Marginal note:Court may set aside or require accounting

 If a director or officer of a bank holding company fails to comply with any of sections 789 to 792, a court, on application of the bank holding company or any of its shareholders, may set aside the contract or transaction on any terms that the court thinks fit and may require the director or officer to account to the bank holding company for any profit or gain realized on it.

  • 2001, c. 9, s. 183
  • 2005, c. 54, s. 112
Liability, Exculpation and Indemnification

Marginal note:Director liability

  •  (1) Directors of a bank holding company who vote for or consent to a resolution of the directors authorizing the issue of a share contrary to subsection 709(1) or the issue of subordinated indebtedness contrary to section 723 for a consideration other than money are jointly and severally, or solidarily, liable to the bank holding company to make good any amount by which the consideration received is less than the fair equivalent of the money that the bank holding company would have received if the share or subordinated indebtedness had been issued for money on the date of the resolution.

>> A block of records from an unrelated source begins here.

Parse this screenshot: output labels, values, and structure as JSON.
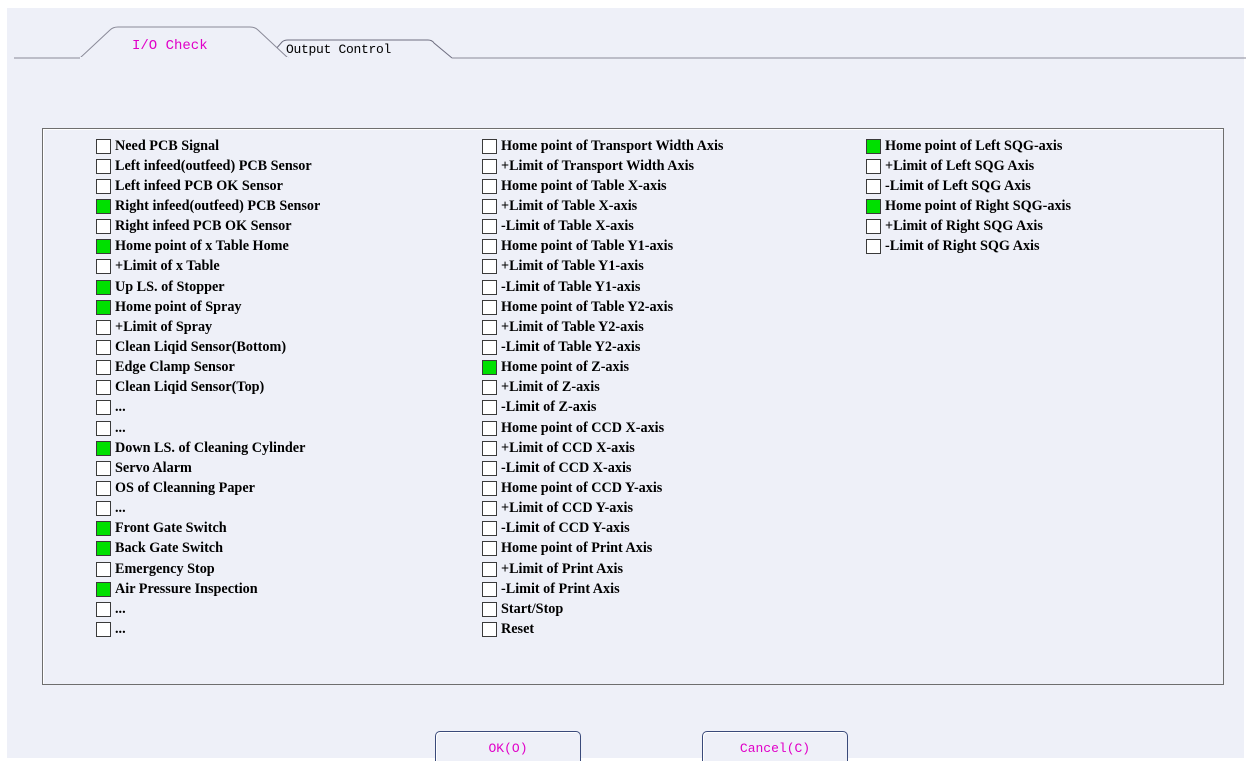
{
  "tabs": [
    {
      "label": "I/O Check",
      "active": true
    },
    {
      "label": "Output Control",
      "active": false
    }
  ],
  "colors": {
    "on": "#00e000",
    "accent": "#e000c8"
  },
  "columns": [
    [
      {
        "label": "Need PCB Signal",
        "on": false
      },
      {
        "label": "Left infeed(outfeed) PCB Sensor",
        "on": false
      },
      {
        "label": "Left infeed PCB OK Sensor",
        "on": false
      },
      {
        "label": "Right infeed(outfeed) PCB Sensor",
        "on": true
      },
      {
        "label": "Right infeed PCB OK Sensor",
        "on": false
      },
      {
        "label": "Home point of x Table Home",
        "on": true
      },
      {
        "label": "+Limit of x Table",
        "on": false
      },
      {
        "label": "Up LS. of Stopper",
        "on": true
      },
      {
        "label": "Home point of Spray",
        "on": true
      },
      {
        "label": "+Limit of Spray",
        "on": false
      },
      {
        "label": "Clean Liqid Sensor(Bottom)",
        "on": false
      },
      {
        "label": "Edge Clamp Sensor",
        "on": false
      },
      {
        "label": "Clean Liqid Sensor(Top)",
        "on": false
      },
      {
        "label": "...",
        "on": false
      },
      {
        "label": "...",
        "on": false
      },
      {
        "label": "Down LS. of Cleaning Cylinder",
        "on": true
      },
      {
        "label": "Servo Alarm",
        "on": false
      },
      {
        "label": "OS of Cleanning Paper",
        "on": false
      },
      {
        "label": "...",
        "on": false
      },
      {
        "label": "Front Gate Switch",
        "on": true
      },
      {
        "label": "Back Gate Switch",
        "on": true
      },
      {
        "label": "Emergency Stop",
        "on": false
      },
      {
        "label": "Air Pressure Inspection",
        "on": true
      },
      {
        "label": "...",
        "on": false
      },
      {
        "label": "...",
        "on": false
      }
    ],
    [
      {
        "label": "Home point of Transport Width Axis",
        "on": false
      },
      {
        "label": "+Limit of Transport Width Axis",
        "on": false
      },
      {
        "label": "Home point of Table X-axis",
        "on": false
      },
      {
        "label": "+Limit of Table X-axis",
        "on": false
      },
      {
        "label": "-Limit of Table X-axis",
        "on": false
      },
      {
        "label": "Home point of Table Y1-axis",
        "on": false
      },
      {
        "label": "+Limit of Table Y1-axis",
        "on": false
      },
      {
        "label": "-Limit of Table Y1-axis",
        "on": false
      },
      {
        "label": "Home point of Table Y2-axis",
        "on": false
      },
      {
        "label": "+Limit of Table Y2-axis",
        "on": false
      },
      {
        "label": "-Limit of Table Y2-axis",
        "on": false
      },
      {
        "label": "Home point of Z-axis",
        "on": true
      },
      {
        "label": "+Limit of Z-axis",
        "on": false
      },
      {
        "label": "-Limit of Z-axis",
        "on": false
      },
      {
        "label": "Home point of CCD X-axis",
        "on": false
      },
      {
        "label": "+Limit of CCD X-axis",
        "on": false
      },
      {
        "label": "-Limit of CCD X-axis",
        "on": false
      },
      {
        "label": "Home point of CCD Y-axis",
        "on": false
      },
      {
        "label": "+Limit of CCD Y-axis",
        "on": false
      },
      {
        "label": "-Limit of CCD Y-axis",
        "on": false
      },
      {
        "label": "Home point of Print Axis",
        "on": false
      },
      {
        "label": "+Limit of Print Axis",
        "on": false
      },
      {
        "label": "-Limit of Print Axis",
        "on": false
      },
      {
        "label": "Start/Stop",
        "on": false
      },
      {
        "label": "Reset",
        "on": false
      }
    ],
    [
      {
        "label": "Home point of Left SQG-axis",
        "on": true
      },
      {
        "label": "+Limit of Left SQG Axis",
        "on": false
      },
      {
        "label": "-Limit of Left SQG Axis",
        "on": false
      },
      {
        "label": "Home point of Right SQG-axis",
        "on": true
      },
      {
        "label": "+Limit of Right SQG Axis",
        "on": false
      },
      {
        "label": "-Limit of Right SQG Axis",
        "on": false
      }
    ]
  ],
  "buttons": {
    "ok": "OK(O)",
    "cancel": "Cancel(C)"
  }
}
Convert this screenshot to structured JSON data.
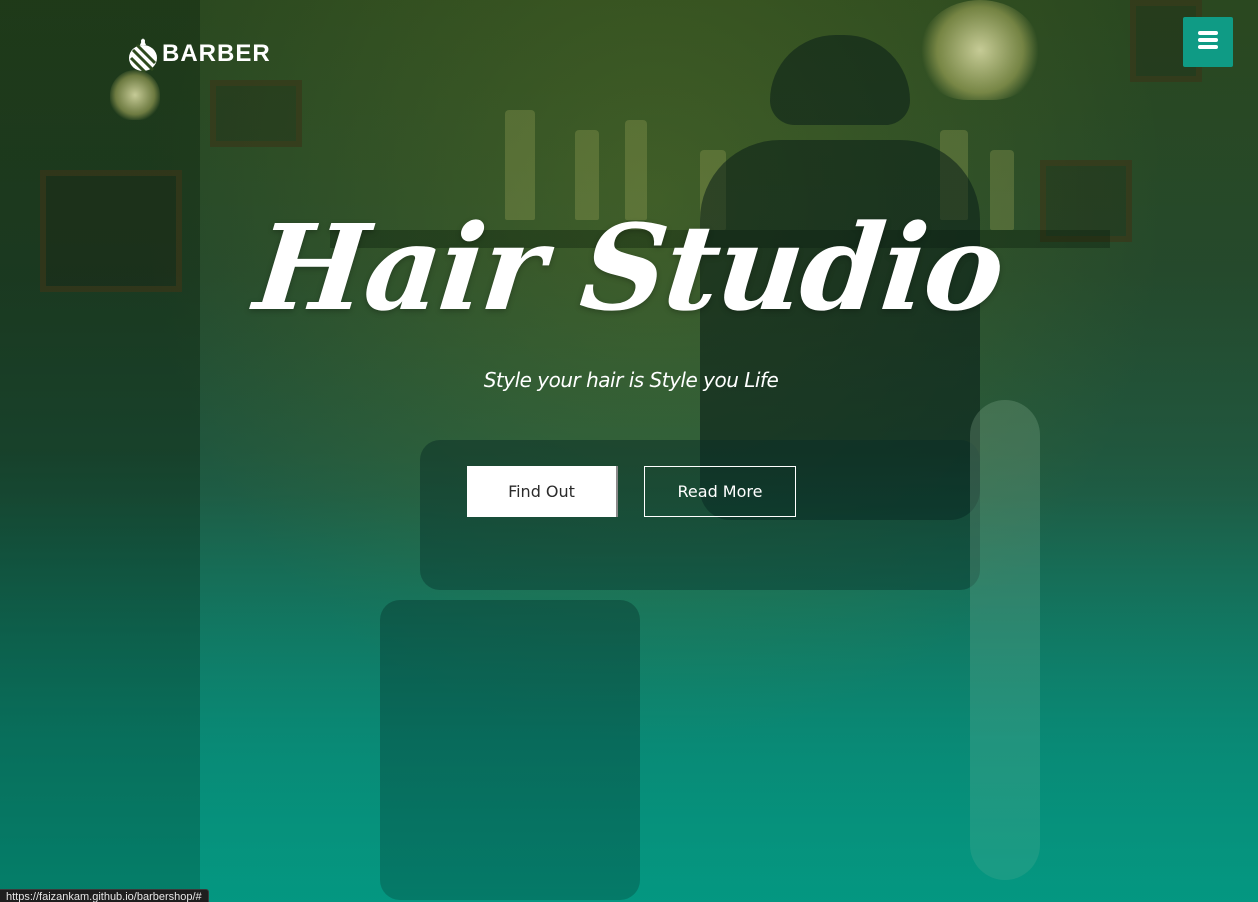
{
  "header": {
    "logo_text": "BARBER",
    "logo_icon": "barber-pole-icon",
    "menu_icon": "hamburger-menu-icon"
  },
  "hero": {
    "title": "Hair Studio",
    "tagline": "Style your hair is Style you Life",
    "buttons": {
      "primary_label": "Find Out",
      "secondary_label": "Read More"
    }
  },
  "status_bar": {
    "url": "https://faizankam.github.io/barbershop/#"
  },
  "colors": {
    "accent": "#0f9b85",
    "text": "#ffffff",
    "bottom_gradient": "#079880"
  }
}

  • Marginal note:Further liability

    (2) Directors of a bank holding company who vote for or consent to a resolution of the directors authorizing any of the following are jointly and severally, or solidarily, liable to restore to the bank holding company any amounts so distributed or paid and not otherwise recovered by the bank holding company and any amounts in relation to any loss suffered by the bank holding company:

    • (a) a redemption or purchase of shares contrary to section 715;

    • (b) a reduction of capital contrary to section 718;

    • (c) a payment of a dividend contrary to section 722; or

    • (d) a payment of an indemnity contrary to section 799.